Advanced manufacturing offers faster path to industrialisation – CWEIC

0
Mrs. Samantha Cohen, CVO OBE, Chief Executive-CWEIC FIN

By Ebenezer Chike Adjei NJOKU

Advanced manufacturing, particularly 3D printing (additive manufacturing), could offer Ghana – and by extension the rest of Africa – a faster and more practical route to industrialisation than traditional factory-led models.

This argument was advanced in an exclusive interview with Business & Financial Times (B&FT) by Samantha Cohen, chief executive of the Commonwealth Enterprise and Investment Council (CWEIC) following the Africa Prosperity Dialogue 2026 in Accra.

Mrs. Cohen said new technologies could help African economies shorten supply chains and address the ‘supply chain tax’ that currently costs African firms between 6 percent and 10 percent of their annual revenue due to logistics disruptions.

“Advanced manufacturing allows Africa to move past the ‘waiting room’ of traditional industrialisation. We are seeing a move toward a model where production is not just localised but immediate, removing the friction of geography that has historically hampered the continent’s growth,” she said.

Already, the global market for the 3D printing sector alone is on course to reach US$200billion by 2035 – with an annualised growth rate of 18 to 22 percent.
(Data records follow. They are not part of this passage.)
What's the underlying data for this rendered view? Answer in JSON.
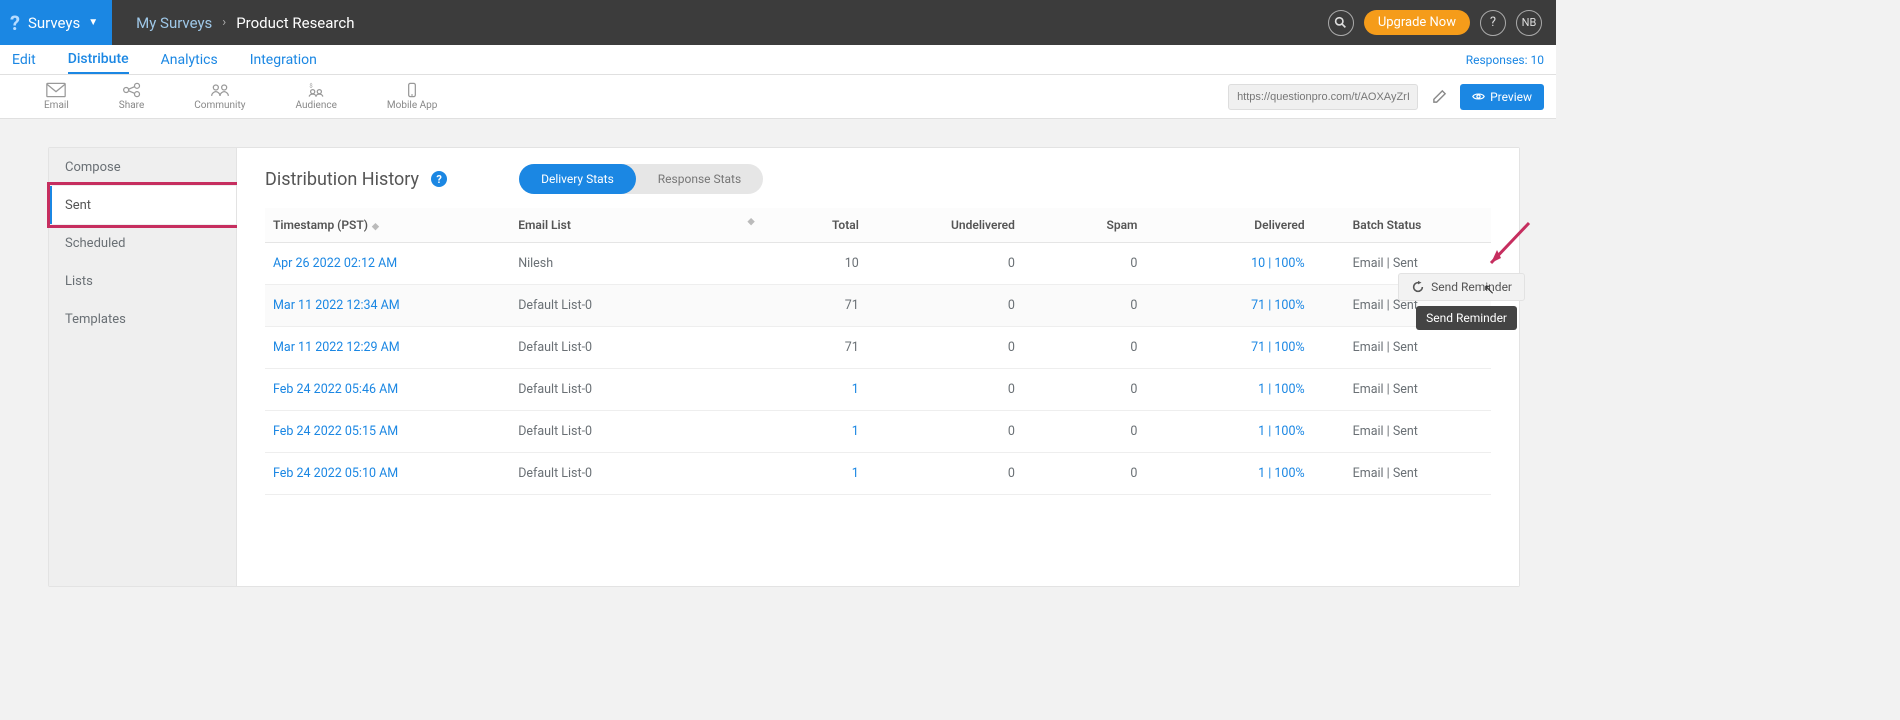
{
  "header": {
    "brand": "Surveys",
    "breadcrumb_root": "My Surveys",
    "breadcrumb_sep": "›",
    "survey_name": "Product Research",
    "upgrade_label": "Upgrade Now",
    "avatar_initials": "NB"
  },
  "main_nav": {
    "tabs": [
      {
        "label": "Edit"
      },
      {
        "label": "Distribute",
        "active": true
      },
      {
        "label": "Analytics"
      },
      {
        "label": "Integration"
      }
    ],
    "responses_label": "Responses: 10"
  },
  "toolbar": {
    "items": [
      {
        "label": "Email",
        "icon": "email-icon"
      },
      {
        "label": "Share",
        "icon": "share-icon"
      },
      {
        "label": "Community",
        "icon": "community-icon"
      },
      {
        "label": "Audience",
        "icon": "audience-icon"
      },
      {
        "label": "Mobile App",
        "icon": "mobile-icon"
      }
    ],
    "url": "https://questionpro.com/t/AOXAyZrIjI",
    "preview_label": "Preview"
  },
  "sidebar": {
    "items": [
      {
        "label": "Compose"
      },
      {
        "label": "Sent",
        "active": true
      },
      {
        "label": "Scheduled"
      },
      {
        "label": "Lists"
      },
      {
        "label": "Templates"
      }
    ]
  },
  "content": {
    "title": "Distribution History",
    "pill_a": "Delivery Stats",
    "pill_b": "Response Stats",
    "columns": {
      "timestamp": "Timestamp (PST)",
      "email_list": "Email List",
      "total": "Total",
      "undelivered": "Undelivered",
      "spam": "Spam",
      "delivered": "Delivered",
      "batch_status": "Batch Status"
    },
    "rows": [
      {
        "ts": "Apr 26 2022 02:12 AM",
        "list": "Nilesh",
        "total": "10",
        "undeliv": "0",
        "spam": "0",
        "deliv": "10 | 100%",
        "status": "Email | Sent"
      },
      {
        "ts": "Mar 11 2022 12:34 AM",
        "list": "Default List-0",
        "total": "71",
        "undeliv": "0",
        "spam": "0",
        "deliv": "71 | 100%",
        "status": "Email | Sent",
        "hovered": true
      },
      {
        "ts": "Mar 11 2022 12:29 AM",
        "list": "Default List-0",
        "total": "71",
        "undeliv": "0",
        "spam": "0",
        "deliv": "71 | 100%",
        "status": "Email | Sent"
      },
      {
        "ts": "Feb 24 2022 05:46 AM",
        "list": "Default List-0",
        "total": "1",
        "undeliv": "0",
        "spam": "0",
        "deliv": "1 | 100%",
        "status": "Email | Sent"
      },
      {
        "ts": "Feb 24 2022 05:15 AM",
        "list": "Default List-0",
        "total": "1",
        "undeliv": "0",
        "spam": "0",
        "deliv": "1 | 100%",
        "status": "Email | Sent"
      },
      {
        "ts": "Feb 24 2022 05:10 AM",
        "list": "Default List-0",
        "total": "1",
        "undeliv": "0",
        "spam": "0",
        "deliv": "1 | 100%",
        "status": "Email | Sent"
      }
    ],
    "send_reminder_label": "Send Reminder",
    "tooltip_text": "Send Reminder"
  }
}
Advanced manufacturing – which includes the aforementioned 3D printing, industrial internet of things (IIoT) and digital twins – allows countries to bypass the massive capital outlays required by conventional factories.
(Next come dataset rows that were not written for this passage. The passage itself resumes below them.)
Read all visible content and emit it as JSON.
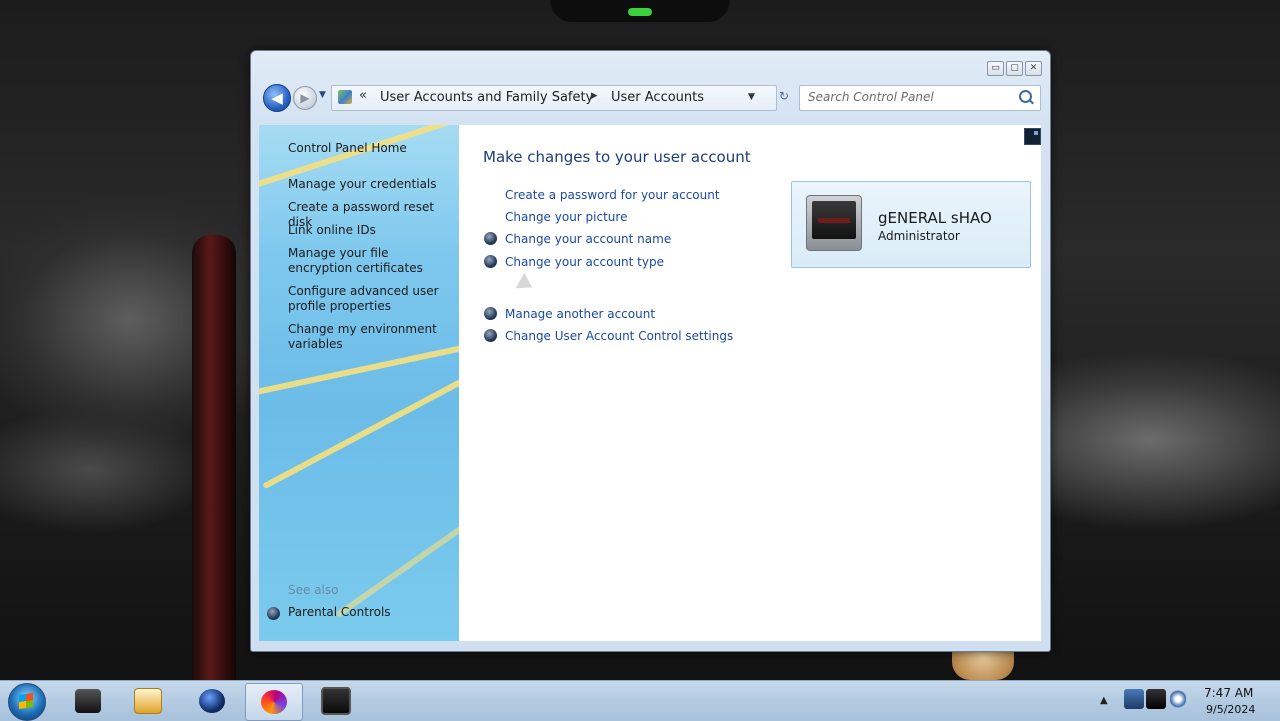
{
  "window": {
    "controls": {
      "minimize": "▭",
      "maximize": "▢",
      "close": "✕"
    }
  },
  "address_bar": {
    "back_icon": "back-arrow-icon",
    "forward_icon": "forward-arrow-icon",
    "overflow": "«",
    "breadcrumb": [
      "User Accounts and Family Safety",
      "User Accounts"
    ],
    "separator": "▸",
    "refresh": "↻",
    "search_placeholder": "Search Control Panel"
  },
  "left_pane": {
    "home": "Control Panel Home",
    "links": [
      "Manage your credentials",
      "Create a password reset disk",
      "Link online IDs",
      "Manage your file encryption certificates",
      "Configure advanced user profile properties",
      "Change my environment variables"
    ],
    "see_also_label": "See also",
    "see_also_links": [
      "Parental Controls"
    ]
  },
  "main": {
    "title": "Make changes to your user account",
    "tasks": [
      {
        "label": "Create a password for your account",
        "shield": false
      },
      {
        "label": "Change your picture",
        "shield": false
      },
      {
        "label": "Change your account name",
        "shield": true
      },
      {
        "label": "Change your account type",
        "shield": true
      },
      {
        "label": "Manage another account",
        "shield": true
      },
      {
        "label": "Change User Account Control settings",
        "shield": true
      }
    ],
    "account": {
      "name": "gENERAL sHAO",
      "role": "Administrator"
    }
  },
  "taskbar": {
    "items": [
      "file-explorer",
      "media-player",
      "globe",
      "firefox",
      "monitor"
    ],
    "active_item": "firefox",
    "tray_arrow": "▲",
    "time": "7:47 AM",
    "date": "9/5/2024"
  },
  "colors": {
    "link": "#1c49a3",
    "title": "#1e3d7b",
    "pane_blue": "#7ec8ee"
  }
}
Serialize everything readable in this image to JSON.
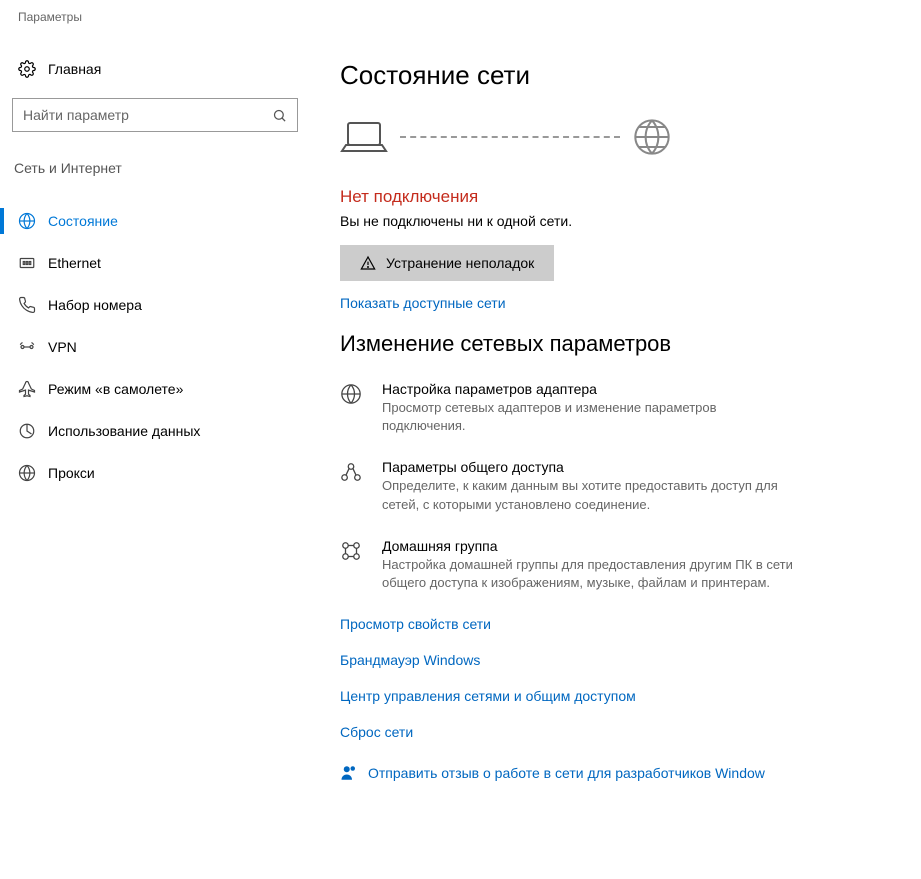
{
  "window": {
    "title": "Параметры"
  },
  "sidebar": {
    "home_label": "Главная",
    "search_placeholder": "Найти параметр",
    "section_title": "Сеть и Интернет",
    "items": [
      {
        "label": "Состояние"
      },
      {
        "label": "Ethernet"
      },
      {
        "label": "Набор номера"
      },
      {
        "label": "VPN"
      },
      {
        "label": "Режим «в самолете»"
      },
      {
        "label": "Использование данных"
      },
      {
        "label": "Прокси"
      }
    ]
  },
  "main": {
    "heading": "Состояние сети",
    "status_title": "Нет подключения",
    "status_desc": "Вы не подключены ни к одной сети.",
    "troubleshoot_label": "Устранение неполадок",
    "show_networks_link": "Показать доступные сети",
    "change_heading": "Изменение сетевых параметров",
    "rows": [
      {
        "title": "Настройка параметров адаптера",
        "desc": "Просмотр сетевых адаптеров и изменение параметров подключения."
      },
      {
        "title": "Параметры общего доступа",
        "desc": "Определите, к каким данным вы хотите предоставить доступ для сетей, с которыми установлено соединение."
      },
      {
        "title": "Домашняя группа",
        "desc": "Настройка домашней группы для предоставления другим ПК в сети общего доступа к изображениям, музыке, файлам и принтерам."
      }
    ],
    "links": [
      "Просмотр свойств сети",
      "Брандмауэр Windows",
      "Центр управления сетями и общим доступом",
      "Сброс сети"
    ],
    "feedback_label": "Отправить отзыв о работе в сети для разработчиков Window"
  }
}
While Africa holds roughly 30 percent of the world’s mineral reserves, it currently accounts for only three percent of value-added global manufacturing .

Technologies such as 3D printing enable smaller-scale, localised production that is closely aligned with demand.

Across the continent, efforts are being made to use powdered metals to manufacture industrial components. In specialised sectors, this technology can reduce the cost of a single complex component by as much as 75 percent.

More importantly, it slashes lead times for critical spare parts from four months to as little as four days… allowing infrastructure to remain operational rather than waiting weeks for imports.